The level of mercury intoxication amongst the Munduruku surpassed even the worst expectations of Erik Jennings and his team, who have been monitoring the situation closely in recent years.
“Our research [involving 109 residents of the Alto Tapajós region] shows that 99% of the population tested have levels of mercury in their blood which surpass the threshold considered safe by the World Health Organization,” Jennings told Repórter Brasil. “Some of them are 15 times over the limit. It’s extremely worrying.”
“There has to be some punishment, because they’re killing us,” says Alessandra Munduruku. “There can be no question about whether garimpo will have an impact; it already has done. The fish are dying from the contamination. The women are being poisoned. Now we’ve got proof.”
In late 2020, Jennings attempted to return to the villages of the Alto Tapajós with Bodanzky’s producer and cameraman to conduct the handover of these results with the Munduruku. However, when their plane stopped to refuel in Jacareacanga, one of the towns bordering the Indigenous territory, they were attacked by a group of pro-garimpo Indigenous people.
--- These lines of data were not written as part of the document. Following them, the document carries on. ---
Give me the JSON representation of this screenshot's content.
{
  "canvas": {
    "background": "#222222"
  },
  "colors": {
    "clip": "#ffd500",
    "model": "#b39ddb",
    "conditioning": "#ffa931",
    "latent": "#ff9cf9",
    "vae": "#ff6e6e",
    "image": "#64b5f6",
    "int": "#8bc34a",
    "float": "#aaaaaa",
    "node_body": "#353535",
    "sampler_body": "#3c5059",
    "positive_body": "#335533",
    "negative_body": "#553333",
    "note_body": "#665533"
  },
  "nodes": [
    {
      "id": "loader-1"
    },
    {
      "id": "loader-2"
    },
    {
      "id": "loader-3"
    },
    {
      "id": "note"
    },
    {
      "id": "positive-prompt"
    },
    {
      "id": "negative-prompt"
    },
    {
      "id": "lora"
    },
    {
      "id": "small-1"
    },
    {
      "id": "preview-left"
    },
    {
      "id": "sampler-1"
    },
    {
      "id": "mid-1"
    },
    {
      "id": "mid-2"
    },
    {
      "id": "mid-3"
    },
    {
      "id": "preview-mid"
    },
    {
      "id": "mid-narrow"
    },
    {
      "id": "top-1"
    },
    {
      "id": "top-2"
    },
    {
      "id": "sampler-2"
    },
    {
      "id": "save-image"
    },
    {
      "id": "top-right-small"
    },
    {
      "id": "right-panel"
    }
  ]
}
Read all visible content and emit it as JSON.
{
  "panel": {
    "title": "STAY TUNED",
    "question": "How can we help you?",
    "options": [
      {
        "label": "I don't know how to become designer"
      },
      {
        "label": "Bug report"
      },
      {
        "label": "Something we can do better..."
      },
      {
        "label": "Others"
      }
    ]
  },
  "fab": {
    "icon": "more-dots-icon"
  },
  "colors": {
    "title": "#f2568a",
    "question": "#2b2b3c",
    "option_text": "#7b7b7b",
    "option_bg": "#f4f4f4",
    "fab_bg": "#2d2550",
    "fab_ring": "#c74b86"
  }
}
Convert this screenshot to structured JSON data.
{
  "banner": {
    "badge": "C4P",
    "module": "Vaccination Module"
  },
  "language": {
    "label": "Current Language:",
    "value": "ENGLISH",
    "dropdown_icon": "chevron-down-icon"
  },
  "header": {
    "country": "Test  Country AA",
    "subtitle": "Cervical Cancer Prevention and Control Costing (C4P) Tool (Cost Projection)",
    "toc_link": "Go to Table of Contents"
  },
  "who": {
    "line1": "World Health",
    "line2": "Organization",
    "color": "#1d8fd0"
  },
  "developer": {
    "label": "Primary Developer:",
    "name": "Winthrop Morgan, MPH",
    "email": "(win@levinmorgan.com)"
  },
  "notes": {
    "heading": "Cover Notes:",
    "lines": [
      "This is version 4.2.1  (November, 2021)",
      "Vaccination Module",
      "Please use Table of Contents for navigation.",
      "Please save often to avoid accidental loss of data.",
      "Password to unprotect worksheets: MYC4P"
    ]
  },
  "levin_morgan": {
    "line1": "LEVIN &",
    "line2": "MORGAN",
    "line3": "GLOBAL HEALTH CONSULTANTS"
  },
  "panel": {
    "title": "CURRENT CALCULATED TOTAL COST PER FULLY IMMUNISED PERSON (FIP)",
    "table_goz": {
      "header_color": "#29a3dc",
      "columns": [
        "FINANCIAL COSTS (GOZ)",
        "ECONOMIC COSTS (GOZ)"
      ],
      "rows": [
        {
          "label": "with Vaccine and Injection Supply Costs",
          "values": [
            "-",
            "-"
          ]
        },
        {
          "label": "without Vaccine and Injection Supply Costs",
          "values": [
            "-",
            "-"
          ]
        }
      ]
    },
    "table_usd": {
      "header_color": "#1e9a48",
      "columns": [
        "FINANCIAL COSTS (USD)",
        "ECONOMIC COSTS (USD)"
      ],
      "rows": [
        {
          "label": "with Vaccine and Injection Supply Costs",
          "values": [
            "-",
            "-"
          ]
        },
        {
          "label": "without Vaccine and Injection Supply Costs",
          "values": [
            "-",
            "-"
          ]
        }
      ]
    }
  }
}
“They thought that our guys were from Greenpeace and a big argument broke out, it got quite ugly,” explains Bodanzky. “One of the Indigenous women started to paint them red – a sign of war. Our producer Juliana got all covered in red and they were really scared about what might happen.”
Jennings and the team escaped, managing to restart the plane and take off amid a hail of stones. Miraculously, no-one was hurt.